Graziela Maciel Barroso (1912-2003) – Botânica
A “primeira grande dama” da botânica brasileira casou-se aos 16, e, educada para ser dona de casa, voltou aos estudos somente aos 30 anos de idade. Começou como estagiária no Jardim Botânico no Rio de Janeiro e foi estudar biologia na Universidade do Estado da Guanabara (atual UERJ) aos 47 anos. Foi professora por mais de 50 anos, e escreveu “Sistemática de angiospermas do Brasil”, livro considerado como referência na área da botânica em todo o mundo. Além disso, foi homenageada dezenas de vezes por cientistas, que colocam seu nome em descobertas de vegetais.
Johanna Döbereiner (1924 – 2000) – Agrônoma
Nascida na antiga Tchecoslováquia, fugiu com a família após o fim da Segunda Guerra e foi naturalizada brasileira em 1956. Formada em Agronomia na Universidade de Munique, foi contratada para trabalhar no Serviço Nacional de Pesquisas Agronômicas do Ministério da Agricultura que, anos mais tarde, se tornaria a EMBRAPA (Empresa Brasileira de Pesquisa Agropecuária). Seu trabalho mais lembrado é a descoberta da associação entre bactérias e alguns tipos de gramíneas, o que permitia a fixação biológica de nitrogênio nas plantas, o que dispensava o uso de fertilizantes químicos, e acabou revolucionando a produção de soja no país. Também foi indicada ao Prêmio Nobel de Química em 1997.
Nise da Silveira (1905 -1999) – Médica Psiquiatra
Maceioense nascida em 1905, foi a única mulher a se formar em medicina pela Faculdade de Medicina da Bahia em uma turma de 158 alunos. Em 1936, chegou a ser presa por conta de suas ideias, e, dez anos mais tarde, começou um trabalho pioneiro envolvendo esquizofrenia, utilizando a arte como forma de terapia ocupacional. Reconhecida internacionalmente, também teve grande papel na divulgação da psicologia jungiana no Brasil, e foi um dos símbolos da luta antimanicomial no país.

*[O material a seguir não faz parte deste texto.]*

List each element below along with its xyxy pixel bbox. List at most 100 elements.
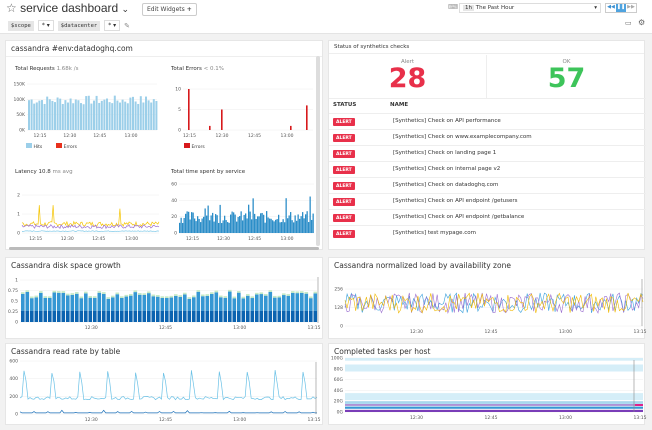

Ruth Sonntag Nussenzweig – Bióloga
Natural de Viena, na Áustria, emigrou para o Brasil ainda menina, e cursou medicina na USP, em 1948. Se destacou por suas pesquisas, inicialmente, envolvendo a transmissão e prevenção da doença de Chagas. Fez pós-doutorado em bioquímica na França no fim dos anos 50, e em 1967, publicou uma descoberta na revista “Nature”, a respeito do combate ao parasita causador da malária. Em 1998, foi condecorada com a Ordem Nacional do Mérito Científico classe Grã-Cruz e, atualmente, é pesquisadora do Departamento de Patologia da Universidade de Nova York.
Sonja Ashauer (1923 – 1948) – Física
Nasceu em 1923, filha de pais de origem alemã. De inteligência notável desde cedo, se formou em física pela USP em 1942, a segunda mulher a concluir o curso no Brasil. Apenas seis anos depois, se tornaria a primeira brasileira a concluir o doutorado também em física, pela Universidade Cambridge, na Inglaterra. Sua tese estudava problemas em elétrons e radiação eletromagnética, assunto pioneiro para a época. No entanto, teve a carreira encerrada abruptamente, ao morrer aos 25 anos, meses depois de retornar ao Brasil.
Victória Rossetti (1917- 2010) – Engenheira-Agrônoma
Natural de Santa Cruz das Palmeiras, interior de São Paulo, foi a primeira mulher a se formar em agronomia em todo o estado, e segunda no Brasil, em 1939. No Instituto Biológico do Estado de São Paulo, foi pesquisadora e se tornou referência internacional em doenças em plantas cítricas. Foi diretora da Divisão de Patologia Vegetal em no instituto paulista por mais de duas décadas, e continuou trabalhando até 2003.